The Washington-based institute, however, has lobbied against legislation that would require high-risk chemical facilities – including some of its members – to consider using safer substances and processes to lower the risk of catastrophic accidents and make such facilities less inviting to terrorists.

Senate records show that the institute has spent $7.4 million on lobbying since 2006, some of it in opposition to legislation like a 2009 bill that passed the House but never became law.

A spokeswoman for the institute did not respond to requests for comment Friday from the Center for Public Integrity. The organization says on its website that it supports existing rules enforced by the Department of Homeland Security and opposes any expansion of the rules “to mandate inherently safer technologies.”

In a 2011 letter to the chairman and ranking member of the House Homeland Security Committee, the institute and nine other groups maintained that “America’s agricultural industry has limited resources available to address all security related matters and it is very important that those resources are spent wisely to coincide with the appropriate level of risk for each particular facility…”

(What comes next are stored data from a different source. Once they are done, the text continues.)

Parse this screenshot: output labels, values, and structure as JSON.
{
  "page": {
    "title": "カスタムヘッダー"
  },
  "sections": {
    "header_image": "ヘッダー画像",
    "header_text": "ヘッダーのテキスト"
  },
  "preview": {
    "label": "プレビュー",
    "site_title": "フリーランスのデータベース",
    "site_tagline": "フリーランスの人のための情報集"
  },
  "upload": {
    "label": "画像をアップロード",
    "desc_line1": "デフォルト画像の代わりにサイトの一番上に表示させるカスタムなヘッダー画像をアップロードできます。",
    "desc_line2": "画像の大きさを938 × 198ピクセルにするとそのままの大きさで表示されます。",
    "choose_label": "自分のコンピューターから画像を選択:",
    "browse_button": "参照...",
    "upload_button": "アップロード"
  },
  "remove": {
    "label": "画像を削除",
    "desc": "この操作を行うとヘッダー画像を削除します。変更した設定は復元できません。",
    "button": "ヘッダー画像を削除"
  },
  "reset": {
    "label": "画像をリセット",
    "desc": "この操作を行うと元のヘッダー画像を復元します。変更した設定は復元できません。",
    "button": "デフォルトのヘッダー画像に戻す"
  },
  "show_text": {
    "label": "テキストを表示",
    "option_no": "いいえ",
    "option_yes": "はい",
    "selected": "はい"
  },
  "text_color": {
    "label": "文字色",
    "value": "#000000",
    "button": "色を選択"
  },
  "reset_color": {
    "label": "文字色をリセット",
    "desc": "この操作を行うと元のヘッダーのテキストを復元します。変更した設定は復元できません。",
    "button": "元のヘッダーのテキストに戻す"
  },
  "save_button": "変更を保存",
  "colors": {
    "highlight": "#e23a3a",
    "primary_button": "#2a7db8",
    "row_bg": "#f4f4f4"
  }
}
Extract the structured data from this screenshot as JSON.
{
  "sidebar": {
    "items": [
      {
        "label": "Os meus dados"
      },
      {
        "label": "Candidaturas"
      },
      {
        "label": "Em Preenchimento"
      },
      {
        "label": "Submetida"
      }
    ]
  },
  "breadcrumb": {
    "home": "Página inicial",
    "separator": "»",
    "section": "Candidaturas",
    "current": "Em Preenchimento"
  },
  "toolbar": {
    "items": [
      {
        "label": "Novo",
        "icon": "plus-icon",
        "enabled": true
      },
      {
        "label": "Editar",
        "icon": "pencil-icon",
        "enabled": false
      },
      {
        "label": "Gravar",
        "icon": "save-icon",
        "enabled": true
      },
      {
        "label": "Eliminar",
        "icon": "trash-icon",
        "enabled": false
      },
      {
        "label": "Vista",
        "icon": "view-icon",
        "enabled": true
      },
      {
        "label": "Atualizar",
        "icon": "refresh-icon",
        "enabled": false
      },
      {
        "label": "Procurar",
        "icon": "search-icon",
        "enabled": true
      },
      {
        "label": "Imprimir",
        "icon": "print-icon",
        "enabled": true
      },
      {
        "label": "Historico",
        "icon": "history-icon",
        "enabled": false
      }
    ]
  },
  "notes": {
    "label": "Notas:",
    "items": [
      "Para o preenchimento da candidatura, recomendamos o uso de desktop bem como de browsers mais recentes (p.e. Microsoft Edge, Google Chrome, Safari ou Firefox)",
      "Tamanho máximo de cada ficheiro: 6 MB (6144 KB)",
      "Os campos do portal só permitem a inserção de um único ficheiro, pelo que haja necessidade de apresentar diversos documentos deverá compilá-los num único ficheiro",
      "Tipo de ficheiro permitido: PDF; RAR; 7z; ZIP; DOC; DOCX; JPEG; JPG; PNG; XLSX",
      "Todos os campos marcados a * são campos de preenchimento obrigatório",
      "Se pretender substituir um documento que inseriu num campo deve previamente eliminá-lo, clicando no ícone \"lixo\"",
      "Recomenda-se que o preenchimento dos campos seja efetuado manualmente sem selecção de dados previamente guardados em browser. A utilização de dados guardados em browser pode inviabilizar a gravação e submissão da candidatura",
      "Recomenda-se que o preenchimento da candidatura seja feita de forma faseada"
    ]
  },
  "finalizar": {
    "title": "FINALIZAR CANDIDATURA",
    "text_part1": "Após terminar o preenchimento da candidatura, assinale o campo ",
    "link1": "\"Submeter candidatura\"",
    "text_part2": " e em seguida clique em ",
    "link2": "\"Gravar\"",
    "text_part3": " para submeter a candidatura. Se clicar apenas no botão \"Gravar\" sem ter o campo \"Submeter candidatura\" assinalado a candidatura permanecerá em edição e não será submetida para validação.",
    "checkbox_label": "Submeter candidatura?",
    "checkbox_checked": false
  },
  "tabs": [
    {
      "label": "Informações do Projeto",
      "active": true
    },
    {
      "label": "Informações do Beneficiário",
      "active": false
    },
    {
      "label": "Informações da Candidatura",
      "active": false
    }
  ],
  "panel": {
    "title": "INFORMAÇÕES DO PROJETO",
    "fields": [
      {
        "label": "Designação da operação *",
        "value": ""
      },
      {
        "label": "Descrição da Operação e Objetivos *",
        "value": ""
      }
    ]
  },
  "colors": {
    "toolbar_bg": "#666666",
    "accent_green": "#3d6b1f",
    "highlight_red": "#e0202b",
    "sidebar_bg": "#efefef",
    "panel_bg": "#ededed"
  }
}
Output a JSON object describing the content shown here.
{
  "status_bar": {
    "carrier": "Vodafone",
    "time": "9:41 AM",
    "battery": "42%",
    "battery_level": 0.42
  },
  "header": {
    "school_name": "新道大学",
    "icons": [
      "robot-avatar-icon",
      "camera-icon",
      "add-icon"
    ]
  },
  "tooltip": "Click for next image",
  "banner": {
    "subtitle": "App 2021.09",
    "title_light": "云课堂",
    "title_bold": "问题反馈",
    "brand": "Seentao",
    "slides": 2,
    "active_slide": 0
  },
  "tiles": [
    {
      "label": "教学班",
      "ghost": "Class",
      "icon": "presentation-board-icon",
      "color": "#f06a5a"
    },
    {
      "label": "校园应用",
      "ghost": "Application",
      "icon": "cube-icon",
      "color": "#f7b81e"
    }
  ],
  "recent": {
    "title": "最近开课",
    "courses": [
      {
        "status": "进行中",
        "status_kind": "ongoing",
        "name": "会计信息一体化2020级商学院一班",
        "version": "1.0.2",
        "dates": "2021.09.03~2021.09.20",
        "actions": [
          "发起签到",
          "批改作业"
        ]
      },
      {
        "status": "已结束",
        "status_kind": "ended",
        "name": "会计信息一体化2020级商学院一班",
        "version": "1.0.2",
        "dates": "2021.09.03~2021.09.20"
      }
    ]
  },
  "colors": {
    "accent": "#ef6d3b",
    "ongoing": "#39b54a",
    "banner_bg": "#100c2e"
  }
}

The groups said they supported continuation of the Homeland Security Department’s Chemical Facility Anti-Terrorism Standards (CFATS) program, begun in 2007, and “oppose any federal requirement to use inherently safer technology (IST)… If an IST requirement is put in place for the nation’s agricultural industry it could jeopardize the availability of lower-cost sources of fertilizers or certain agricultural pesticides used by farmers and ranchers.”

(An example of IST: Replacing poisonous chlorine gas at a water treatment plant with ultraviolet light).

CFATS sets broad security standards for chemical facilities and requires them to prepare “vulnerability assessments,” which are reviewed by federal regulators.

Environmentalists, worker advocates and others say the program is riddled with loopholes. It bars the Homeland Security Department, for example, from requiring any “particular security measure,” exempts thousands of facilities and doesn’t allow for unannounced inspections.

A September 2012 report by the Government Accountability Office raised questions about the department’s management of CFATS, pointing to an internal memo in 2011 that claimed the program suffered from “a lack of planning, poor internal controls, and a workforce whose skills were inadequate to fulfill the program’s mission…”

Sen. Frank Lautenberg, D-N.J., has introduced legislation again this year to close the CFATS loopholes. Rick Hind, legislative director for Greenpeace, argues that the Environmental Protection Agency already has the power to do so.

The EPA should steer chemical companies “toward disaster prevention rather than risk management by giving facilities a requirement to reduce the consequences of a catastrophe like [the Texas explosion],” Hind said. “They would be free to choose how they reduced those consequences.”

In the months after the Sept. 11, 2001, terrorist attacks, the EPA drafted legislation along the lines of what Hind described. The Bush White House shot it down.

Christine Todd Whitman, the EPA’s administrator at the time, joined others last year in urging the agency to use its authority under the Clean Air Act to address shortcomings in CFATS, saying “millions of Americans [are] at risk.”

An EPA spokeswoman did not respond to requests for comment Friday.

It’s unclear whether West Fertilizer Co., the plant that blew up this week, is among the 4,458 facilities nationwide that the Homeland Security Department considers high-risk.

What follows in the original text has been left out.